Tobacco producers are often involved in funding and carrying out programs that, according to them, prevent smoking among children and adolescents, positioning tobacco as a product for adults. According to anti-smoking organizations, such programs are at best useless and at worst acts as a hidden propaganda of smoking. Thus, the very idea of cigarettes as a product for adults can encourage young people, who want to grow up quickly, to smoke. Such programs include activities ineffective to combat teenage smoking, but creating the appearance of such combat (educational programs, training of students’ conscious choice, programs for tobacco vendors, etc.). For example, when creating anti-tobacco campaign materials for teens they use only the images of students (mostly causing irritation for teenagers), and never use images of famous athletes that are engaged in advertising of tobacco for adults. Trainings for salesmen teaching them to refuse to sell cigarettes to adolescents have no practical significance, because in reality most sellers are selling cigarettes to minors knowing that otherwise it will be done by competitors.
These programs allow tobacco companies to improve their image, to conduct marketing of their products among adolescents and ruin really effective measures against smoking (e.g., a complete ban on smoking in schools and at locations for both children and adults, or a total ban on tobacco advertising).
For a long time antismoking efforts at both state and national levels have applied numerous media campaigns that concern adolescents and adults.

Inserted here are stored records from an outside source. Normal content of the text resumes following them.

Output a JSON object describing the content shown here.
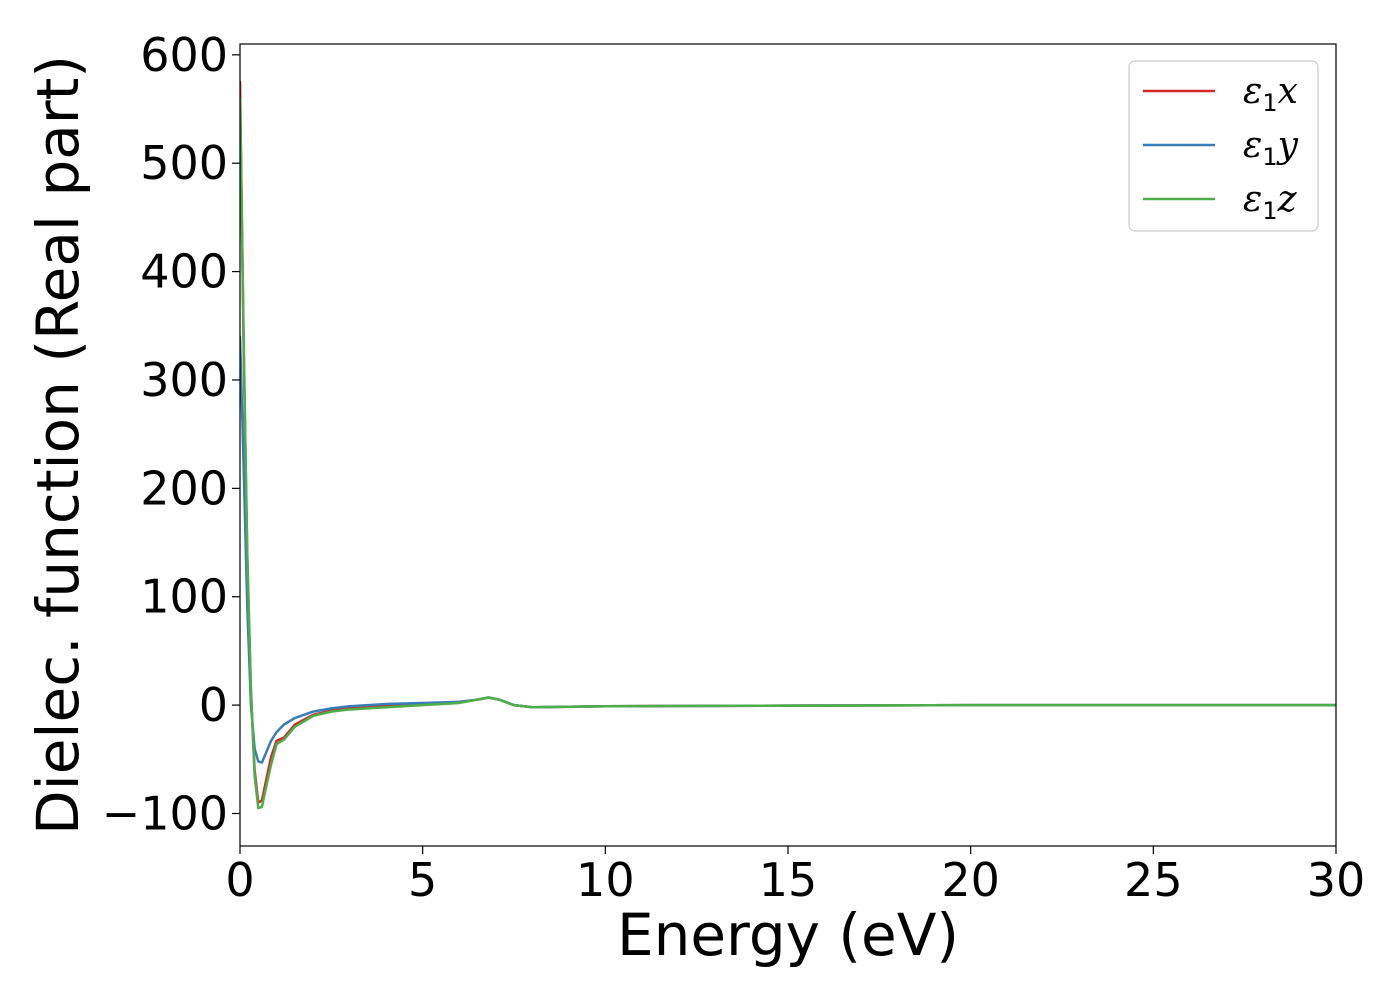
{
  "chart_data": {
    "type": "line",
    "xlabel": "Energy (eV)",
    "ylabel": "Dielec. function (Real part)",
    "xlim": [
      0,
      30
    ],
    "ylim": [
      -130,
      610
    ],
    "xticks": [
      0,
      5,
      10,
      15,
      20,
      25,
      30
    ],
    "xtick_labels": [
      "0",
      "5",
      "10",
      "15",
      "20",
      "25",
      "30"
    ],
    "yticks": [
      -100,
      0,
      100,
      200,
      300,
      400,
      500,
      600
    ],
    "ytick_labels": [
      "−100",
      "0",
      "100",
      "200",
      "300",
      "400",
      "500",
      "600"
    ],
    "grid": false,
    "legend_position": "top-right",
    "series": [
      {
        "name": "ε₁x",
        "color": "#d62728",
        "points": [
          [
            0,
            575
          ],
          [
            0.1,
            330
          ],
          [
            0.2,
            130
          ],
          [
            0.3,
            10
          ],
          [
            0.4,
            -60
          ],
          [
            0.5,
            -90
          ],
          [
            0.6,
            -88
          ],
          [
            0.7,
            -72
          ],
          [
            0.85,
            -48
          ],
          [
            1.0,
            -33
          ],
          [
            1.2,
            -30
          ],
          [
            1.5,
            -18
          ],
          [
            2.0,
            -9
          ],
          [
            2.5,
            -5
          ],
          [
            3.0,
            -3
          ],
          [
            4.0,
            -1
          ],
          [
            5.0,
            1
          ],
          [
            6.0,
            3
          ],
          [
            6.5,
            5
          ],
          [
            6.8,
            7
          ],
          [
            7.1,
            5
          ],
          [
            7.5,
            0
          ],
          [
            8.0,
            -2
          ],
          [
            9.0,
            -1.5
          ],
          [
            10,
            -1
          ],
          [
            15,
            -0.5
          ],
          [
            20,
            0
          ],
          [
            25,
            0
          ],
          [
            30,
            0
          ]
        ]
      },
      {
        "name": "ε₁y",
        "color": "#377eb8",
        "points": [
          [
            0,
            340
          ],
          [
            0.1,
            220
          ],
          [
            0.2,
            90
          ],
          [
            0.3,
            0
          ],
          [
            0.4,
            -40
          ],
          [
            0.5,
            -52
          ],
          [
            0.6,
            -53
          ],
          [
            0.7,
            -45
          ],
          [
            0.85,
            -33
          ],
          [
            1.0,
            -25
          ],
          [
            1.2,
            -18
          ],
          [
            1.5,
            -12
          ],
          [
            2.0,
            -6
          ],
          [
            2.5,
            -3
          ],
          [
            3.0,
            -1
          ],
          [
            4.0,
            1
          ],
          [
            5.0,
            2
          ],
          [
            6.0,
            3
          ],
          [
            6.5,
            5
          ],
          [
            6.8,
            7
          ],
          [
            7.1,
            5
          ],
          [
            7.5,
            0
          ],
          [
            8.0,
            -2
          ],
          [
            9.0,
            -1.5
          ],
          [
            10,
            -1
          ],
          [
            15,
            -0.5
          ],
          [
            20,
            0
          ],
          [
            25,
            0
          ],
          [
            30,
            0
          ]
        ]
      },
      {
        "name": "ε₁z",
        "color": "#4daf4a",
        "points": [
          [
            0,
            560
          ],
          [
            0.1,
            340
          ],
          [
            0.2,
            140
          ],
          [
            0.3,
            15
          ],
          [
            0.4,
            -65
          ],
          [
            0.5,
            -95
          ],
          [
            0.6,
            -94
          ],
          [
            0.7,
            -78
          ],
          [
            0.85,
            -55
          ],
          [
            1.0,
            -36
          ],
          [
            1.2,
            -32
          ],
          [
            1.5,
            -20
          ],
          [
            2.0,
            -10
          ],
          [
            2.5,
            -6
          ],
          [
            3.0,
            -4
          ],
          [
            4.0,
            -2
          ],
          [
            5.0,
            0
          ],
          [
            6.0,
            2
          ],
          [
            6.5,
            5
          ],
          [
            6.8,
            7
          ],
          [
            7.1,
            5
          ],
          [
            7.5,
            0
          ],
          [
            8.0,
            -2
          ],
          [
            9.0,
            -1.5
          ],
          [
            10,
            -1
          ],
          [
            15,
            -0.5
          ],
          [
            20,
            0
          ],
          [
            25,
            0
          ],
          [
            30,
            0
          ]
        ]
      }
    ]
  }
}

As a matter of fact, these campaigns (e.g., the American Legacy Foundation’s “truth”) did contribute to a decrease in the adolescent smoking rate, but the rate still is unacceptably high (about 20% according to the US Department of Health and Human Services).
As a matter of fact, enactment of smoke-free legislation is the only measure which has obvious positive impact. According to Robert Friis (2011), the rates of smoking dropped in the U.S. and other countries where smoke-free legislation was approved. Thus, the “prevalence of smoking in Ireland dropped from 27.0% prior to the bans to 23.6% four years after the bans and continues to decline at a steady rate” (p. 58).
A complete prohibition of tobacco products is a frequently pronounced idea. Though it may seem impossible, apparently, this is the only way to solve this issue.